Pierre de Lancre

Pierre de Rosteguy de Lancre or Pierre de l'Ancre, Lord of De Lancre (1553–1631), was the French judge of Bordeaux who conducted the massive Labourd witch-hunt of 1609. In 1582 he was named judge in Bordeaux, and in 1608 King Henry IV commanded him to put an end to the practice of witchcraft in Labourd, in the French part of the Basque Country, where over four months he sentenced to death several dozen persons.[1]
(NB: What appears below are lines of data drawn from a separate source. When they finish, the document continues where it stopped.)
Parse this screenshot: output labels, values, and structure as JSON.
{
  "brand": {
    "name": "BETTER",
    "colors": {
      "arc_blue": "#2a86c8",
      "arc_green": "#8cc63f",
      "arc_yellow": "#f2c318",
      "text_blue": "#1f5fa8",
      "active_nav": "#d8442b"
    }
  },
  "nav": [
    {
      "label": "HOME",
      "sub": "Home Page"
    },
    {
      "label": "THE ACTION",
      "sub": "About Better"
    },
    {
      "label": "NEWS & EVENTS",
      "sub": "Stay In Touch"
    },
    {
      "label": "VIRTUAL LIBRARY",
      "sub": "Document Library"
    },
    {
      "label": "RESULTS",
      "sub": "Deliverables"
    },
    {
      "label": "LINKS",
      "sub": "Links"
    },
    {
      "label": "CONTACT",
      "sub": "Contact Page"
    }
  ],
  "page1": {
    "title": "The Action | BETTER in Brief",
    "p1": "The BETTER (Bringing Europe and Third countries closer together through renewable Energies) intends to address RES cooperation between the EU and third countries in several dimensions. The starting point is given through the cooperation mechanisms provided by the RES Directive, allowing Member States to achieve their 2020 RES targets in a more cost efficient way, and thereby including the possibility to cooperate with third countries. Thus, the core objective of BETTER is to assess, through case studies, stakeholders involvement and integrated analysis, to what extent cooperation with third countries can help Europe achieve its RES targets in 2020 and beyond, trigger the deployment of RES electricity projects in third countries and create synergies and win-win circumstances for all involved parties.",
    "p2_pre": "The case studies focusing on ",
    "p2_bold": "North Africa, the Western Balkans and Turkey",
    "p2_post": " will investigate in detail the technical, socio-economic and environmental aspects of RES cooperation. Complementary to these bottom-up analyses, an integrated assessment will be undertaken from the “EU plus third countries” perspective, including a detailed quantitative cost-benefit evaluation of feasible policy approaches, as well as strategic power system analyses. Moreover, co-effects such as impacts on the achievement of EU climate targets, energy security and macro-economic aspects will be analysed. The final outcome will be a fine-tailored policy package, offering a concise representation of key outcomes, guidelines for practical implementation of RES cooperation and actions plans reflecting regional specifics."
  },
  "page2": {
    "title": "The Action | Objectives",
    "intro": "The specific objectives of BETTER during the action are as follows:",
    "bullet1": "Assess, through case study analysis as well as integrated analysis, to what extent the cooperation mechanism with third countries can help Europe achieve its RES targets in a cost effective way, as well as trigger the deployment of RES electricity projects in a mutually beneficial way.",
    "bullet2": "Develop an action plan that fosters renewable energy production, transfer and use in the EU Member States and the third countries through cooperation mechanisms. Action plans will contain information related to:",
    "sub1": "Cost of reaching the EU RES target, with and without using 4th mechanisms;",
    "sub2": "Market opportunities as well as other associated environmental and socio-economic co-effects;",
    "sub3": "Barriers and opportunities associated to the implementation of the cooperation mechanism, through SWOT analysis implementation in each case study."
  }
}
He wrote three books on witchcraft, analysing the Sabbath, lycanthropy, and sexual relationships during the Sabbath. In his opinion, Satan had little sexual intercourse with single women, because he preferred married women for that implied also adultery, and the incest between mothers and sons at the end of the Sabbath was essential to give birth to demonic children, as well as a sexual act between a witch and a he-goat (believed to be Satan present at the reunion). He also thought that Satan was pleased with a clean body but not a clean (or pure) soul, inducing people to wash their bodies and embellish themselves with ornaments.

  1. ^ Jonathan L. Pearl, 'French Catholic Demonologists and Their Enemies in the Late Sixteenth and Early Seventeenth Centuries,' Church History, Vol. 52, No. 4, 1983, p. 461.